We spent three days at the park, my sisters and I rode everything, while our parents did their own thing while we were running around like idiots. We found them for meals, and then again at the end of the day. But we were free. I dont know what my sisters did while waiting for the queues to shorten, but I made several friends – friends I never spoke to again, but friends nonetheless – I even had my first kiss that weekend. I wont say it was any good, but for me, at that age, it was heaven.

But then, all too soon, we had to pack the trusty wagon again and head home. Three worn out children and two incredibly sacrificing adults, on the road after an unforgettable experience.

I asked a question to Dad some time after this. It was the worst question I ever asked him. It was a question that humiliated the two of us for the rest of his life.

He was in his study, the basement, really, in which he had carved out a small section of for himself. He was looking at the current notebook. I knew that he knew I was there, standing at the door, but he didnt tell me to come in or leave. I knew what he was doing, and I didnt want to interrupt. He leaned back, in his hand a familiar red pen. I can still hear the leather of his chair creaking as he moved.

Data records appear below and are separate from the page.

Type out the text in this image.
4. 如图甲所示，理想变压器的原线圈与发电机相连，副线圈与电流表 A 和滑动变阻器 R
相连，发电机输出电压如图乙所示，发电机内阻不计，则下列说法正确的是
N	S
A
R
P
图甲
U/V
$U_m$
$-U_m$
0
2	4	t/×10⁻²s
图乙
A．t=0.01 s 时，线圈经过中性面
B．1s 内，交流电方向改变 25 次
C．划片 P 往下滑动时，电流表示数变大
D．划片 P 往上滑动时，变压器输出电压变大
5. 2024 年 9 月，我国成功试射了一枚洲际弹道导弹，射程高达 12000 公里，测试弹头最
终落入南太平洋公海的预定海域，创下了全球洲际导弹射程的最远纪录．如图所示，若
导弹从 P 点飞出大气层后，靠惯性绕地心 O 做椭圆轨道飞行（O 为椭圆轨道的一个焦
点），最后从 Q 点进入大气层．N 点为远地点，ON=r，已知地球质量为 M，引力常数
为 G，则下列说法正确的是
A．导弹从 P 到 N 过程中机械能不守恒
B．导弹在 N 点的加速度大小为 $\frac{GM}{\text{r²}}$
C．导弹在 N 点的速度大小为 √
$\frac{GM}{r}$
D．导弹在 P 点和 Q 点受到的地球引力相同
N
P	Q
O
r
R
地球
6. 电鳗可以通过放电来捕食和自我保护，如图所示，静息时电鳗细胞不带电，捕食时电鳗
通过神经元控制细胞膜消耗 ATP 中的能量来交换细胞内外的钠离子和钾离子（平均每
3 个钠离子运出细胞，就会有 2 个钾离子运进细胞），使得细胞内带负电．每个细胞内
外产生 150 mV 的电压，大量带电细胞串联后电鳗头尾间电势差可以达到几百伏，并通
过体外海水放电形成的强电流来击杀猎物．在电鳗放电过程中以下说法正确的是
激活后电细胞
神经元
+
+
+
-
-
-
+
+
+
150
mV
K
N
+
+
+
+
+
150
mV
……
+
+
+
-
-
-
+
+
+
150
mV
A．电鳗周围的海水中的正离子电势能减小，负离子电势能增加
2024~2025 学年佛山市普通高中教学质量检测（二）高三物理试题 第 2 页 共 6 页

You can talk to anyone of our family, and you can ask them about Dads famous sigh. Everyone has heard it. After a big dinner, at the announcement of an engagement or a baby, at a funeral as the eulogies finish. It meant so much that cannot be put into words. I heard that sigh, really heard it, for the first time as he took that red pen and put a single, firm red line through the K park in the notebook, to me, this is where I consider myself to have become an adult. Finally hearing the sigh and understanding how much stuff was in it. Then he turned to me and I made the first mistake of my adult life.

“Why didnt you go swimming, Dad?”

He looked at me, and turned his wheelchair towards me. The chair I knew that he was always in. The chair that he had been in since he had been a child.